Virtual reality is still a niche market, but its evangelists are no doubt itching for some sort of upgrade at this point. Both the HTC Vive and the Oculus Rift are coming up on their second anniversaries, and while each has made some interim changes (Oculus’s Touch controllers, the Vive’s Deluxe Audio Strap), the core experience hasn’t changed much.
HTC’s Vive Pro is that upgrade, or at least your first option. It’ll kick off VR’s second generation in just a scant few weeks, with the earliest orders set to ship on April 5. And as of today there’s a price for the first next-gen headset: $799.

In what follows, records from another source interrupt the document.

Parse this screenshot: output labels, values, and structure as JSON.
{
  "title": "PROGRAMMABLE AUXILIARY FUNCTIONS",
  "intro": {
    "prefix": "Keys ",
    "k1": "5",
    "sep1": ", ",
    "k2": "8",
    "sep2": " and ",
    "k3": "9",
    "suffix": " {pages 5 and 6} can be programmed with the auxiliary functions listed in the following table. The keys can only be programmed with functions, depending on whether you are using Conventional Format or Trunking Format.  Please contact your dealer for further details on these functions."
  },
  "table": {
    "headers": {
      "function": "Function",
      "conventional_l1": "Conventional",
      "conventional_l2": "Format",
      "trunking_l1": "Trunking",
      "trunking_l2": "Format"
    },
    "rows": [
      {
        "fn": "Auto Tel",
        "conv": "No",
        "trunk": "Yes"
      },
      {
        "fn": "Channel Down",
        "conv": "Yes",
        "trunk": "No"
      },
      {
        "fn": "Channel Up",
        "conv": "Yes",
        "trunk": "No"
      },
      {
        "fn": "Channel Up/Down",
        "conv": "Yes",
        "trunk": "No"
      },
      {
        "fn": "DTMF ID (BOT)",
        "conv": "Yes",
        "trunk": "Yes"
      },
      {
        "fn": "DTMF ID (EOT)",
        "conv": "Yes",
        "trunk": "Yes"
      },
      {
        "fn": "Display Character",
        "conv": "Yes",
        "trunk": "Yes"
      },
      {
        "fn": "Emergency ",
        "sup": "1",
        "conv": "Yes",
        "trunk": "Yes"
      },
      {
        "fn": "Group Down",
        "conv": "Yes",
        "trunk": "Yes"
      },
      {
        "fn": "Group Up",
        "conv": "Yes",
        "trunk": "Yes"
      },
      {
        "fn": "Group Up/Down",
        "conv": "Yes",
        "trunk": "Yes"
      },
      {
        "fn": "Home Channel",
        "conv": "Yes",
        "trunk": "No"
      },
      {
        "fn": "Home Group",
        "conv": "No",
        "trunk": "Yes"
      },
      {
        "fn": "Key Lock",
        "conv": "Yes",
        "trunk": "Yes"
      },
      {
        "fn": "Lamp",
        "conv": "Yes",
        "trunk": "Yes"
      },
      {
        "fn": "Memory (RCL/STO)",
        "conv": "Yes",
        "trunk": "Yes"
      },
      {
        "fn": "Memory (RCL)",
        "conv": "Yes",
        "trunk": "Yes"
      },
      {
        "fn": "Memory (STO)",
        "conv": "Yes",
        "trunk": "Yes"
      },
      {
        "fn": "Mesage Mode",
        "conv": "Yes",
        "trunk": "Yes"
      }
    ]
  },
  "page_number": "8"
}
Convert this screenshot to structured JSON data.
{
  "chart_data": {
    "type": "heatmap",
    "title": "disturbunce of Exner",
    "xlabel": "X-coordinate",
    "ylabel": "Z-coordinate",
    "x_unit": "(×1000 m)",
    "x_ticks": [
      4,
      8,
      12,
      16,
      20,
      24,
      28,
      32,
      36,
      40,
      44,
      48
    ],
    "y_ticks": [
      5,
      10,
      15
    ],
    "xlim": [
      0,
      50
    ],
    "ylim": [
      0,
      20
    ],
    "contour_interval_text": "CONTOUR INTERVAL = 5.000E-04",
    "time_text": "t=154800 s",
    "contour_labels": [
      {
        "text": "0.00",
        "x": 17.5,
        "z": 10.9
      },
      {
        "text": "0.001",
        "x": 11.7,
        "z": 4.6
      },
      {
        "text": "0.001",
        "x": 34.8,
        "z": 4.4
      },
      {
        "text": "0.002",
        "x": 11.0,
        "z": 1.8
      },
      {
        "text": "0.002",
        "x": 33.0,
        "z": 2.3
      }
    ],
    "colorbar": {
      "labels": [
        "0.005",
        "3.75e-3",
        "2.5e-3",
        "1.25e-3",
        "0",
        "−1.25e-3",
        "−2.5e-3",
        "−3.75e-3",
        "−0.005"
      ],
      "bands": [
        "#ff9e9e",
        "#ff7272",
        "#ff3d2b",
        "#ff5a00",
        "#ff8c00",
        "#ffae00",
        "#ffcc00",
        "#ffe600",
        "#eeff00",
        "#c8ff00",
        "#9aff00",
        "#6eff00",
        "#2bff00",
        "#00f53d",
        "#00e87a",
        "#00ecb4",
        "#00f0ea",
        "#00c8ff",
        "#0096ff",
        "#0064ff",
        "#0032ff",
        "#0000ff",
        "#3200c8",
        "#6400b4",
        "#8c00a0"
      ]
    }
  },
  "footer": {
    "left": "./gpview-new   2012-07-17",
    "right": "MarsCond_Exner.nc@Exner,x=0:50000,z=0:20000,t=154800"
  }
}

That’s the same price as the original Vive launch, at least on paper. There’s a catch, though. It’s $799 for just the headset, with no base stations or controllers included. The standalone kit is meant for people who already own a Vive and are looking to upgrade—your base stations and controllers are compatible with the new headset, so there’s no reason to get more. Makes sense.
But it’s pricey all the same. Worth it, maybe—the Vive Pro bumps the resolution from 2160x1200 up to 2880x1600, features dual front-facing cameras instead of a single camera, includes the built-in headphones and rigid form of the $100 Deluxe Audio Strap, and more. Still, it’s the same price for the Vive Pro as the entire Vive package last time.
There’s no official Vive Pro package price yet, so those who don’t have base stations or controllers yet will have to wait a bit longer. I’d guess we’re talking $1,000 for the full Vive Pro kit though, which is a daunting amount of money.
Daunting enough that it makes the original Vive look like a bargain in comparison, and I suspect that’ll be the more appealing kit for a while to come. The original Vive package, complete with base stations and controllers, is dropping down permanently to $500, which again puts it in spitting distance of the $399 Oculus Rift. Not a bad deal, especially if (as I suspect) that ends up being half the cost of the Vive Pro package.
In any case, the Vive Pro is available for preorder starting today, with shipments starting April 5. We’ll have a review in the coming weeks, but for enthusiasts who’ve been itching for a higher-resolution headset, this is your best option—or really your only option, at least until Oculus puts a price on the wireless Santa Cruz prototype we demoed last year. That could be 2019, for all we know.